The regular soda can is 355 milliliters. That’s a really weird number, yes? but it’s equivalent to 12 oz.
Some cooking oil bottles are 946 ml. rather than 1 liter. Again, weird. But that’s one quart(*).
Paint is often sold in gallon cans, and I’m told screws and nuts measurements are mostly in fractions of an inch.
(*) I thought that might be the very common trick with packaged goods of reducing weight and keeping the price as is, but then 950 ml would have made more sense.
@Kathy:
This is an ongoing joke in our house, as my husband is British and I spent time in international schools where the “ou” was present in “colour” “favourite” etc.
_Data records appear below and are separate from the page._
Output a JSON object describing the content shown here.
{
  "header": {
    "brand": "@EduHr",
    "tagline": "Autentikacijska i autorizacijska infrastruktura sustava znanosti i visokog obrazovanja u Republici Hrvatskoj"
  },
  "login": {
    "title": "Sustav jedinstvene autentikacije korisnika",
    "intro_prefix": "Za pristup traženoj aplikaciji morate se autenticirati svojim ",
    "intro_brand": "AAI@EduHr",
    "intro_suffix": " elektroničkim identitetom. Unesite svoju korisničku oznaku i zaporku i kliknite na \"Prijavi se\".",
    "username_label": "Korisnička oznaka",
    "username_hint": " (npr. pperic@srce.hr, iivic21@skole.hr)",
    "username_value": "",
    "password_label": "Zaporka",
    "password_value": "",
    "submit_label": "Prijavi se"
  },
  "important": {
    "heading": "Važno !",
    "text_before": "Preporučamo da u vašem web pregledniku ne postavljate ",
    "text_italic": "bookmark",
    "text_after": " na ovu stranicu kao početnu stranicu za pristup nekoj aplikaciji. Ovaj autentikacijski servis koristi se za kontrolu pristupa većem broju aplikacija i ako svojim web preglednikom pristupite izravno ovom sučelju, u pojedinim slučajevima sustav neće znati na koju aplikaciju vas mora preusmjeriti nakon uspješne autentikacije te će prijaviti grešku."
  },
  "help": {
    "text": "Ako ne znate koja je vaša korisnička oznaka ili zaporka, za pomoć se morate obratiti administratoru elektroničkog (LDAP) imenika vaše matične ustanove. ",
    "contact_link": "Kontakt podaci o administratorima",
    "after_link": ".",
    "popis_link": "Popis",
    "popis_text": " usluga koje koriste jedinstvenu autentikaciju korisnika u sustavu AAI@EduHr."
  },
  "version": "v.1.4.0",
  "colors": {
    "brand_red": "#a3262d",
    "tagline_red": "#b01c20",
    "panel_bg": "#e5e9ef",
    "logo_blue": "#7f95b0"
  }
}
@Kathy: I would bet those are all examples of a British Empire hangover. The “cooking oil bottles are 946 ml. rather than 1 liter” cracks me up. I think I’ve run into them somewhere.
No. It depends on where the item is assembled but even then it often doesn’t matter. I often had to work with both metric and imperial nuts and bolts. It was a real pain in the ass at times because I’d have to have not only both types wrenches/sockets/hex wrenches etc but I also had to have both types of drill bits and taps/dies. My “American Made” planer is assembled with metric nuts and bolts. I suspect that is because the parts are manufactured elsewhere and assembled here.
It’s a fucked up way to run a country.
@OzarkHillbilly:
As far back as I recall, cooking oil came only in 1 liter bottles. Most of them still do, only a few switched to 946 ml.
I’ll take your word about nuts and bolts. Nails, too, for that matter. It’s been years since I’ve needed to purchase any.
Indeed…as ignorant as so many Americans are about the roots of the modern math system, I’m sure they’re also as ignorant of the “pagan” roots of Judaism and Christianity…
@OzarkHillbilly: My roommate from college for the longest time would carry around a set of metric wrenches in the back of her car (diesel Mercedes) because she couldn’t find U.S. auto mechanics with the requisite implements when something went wrong….
@OzarkHillbilly: The costs of not going metric. It’s hardly definitive, but it’s the best I’ve found.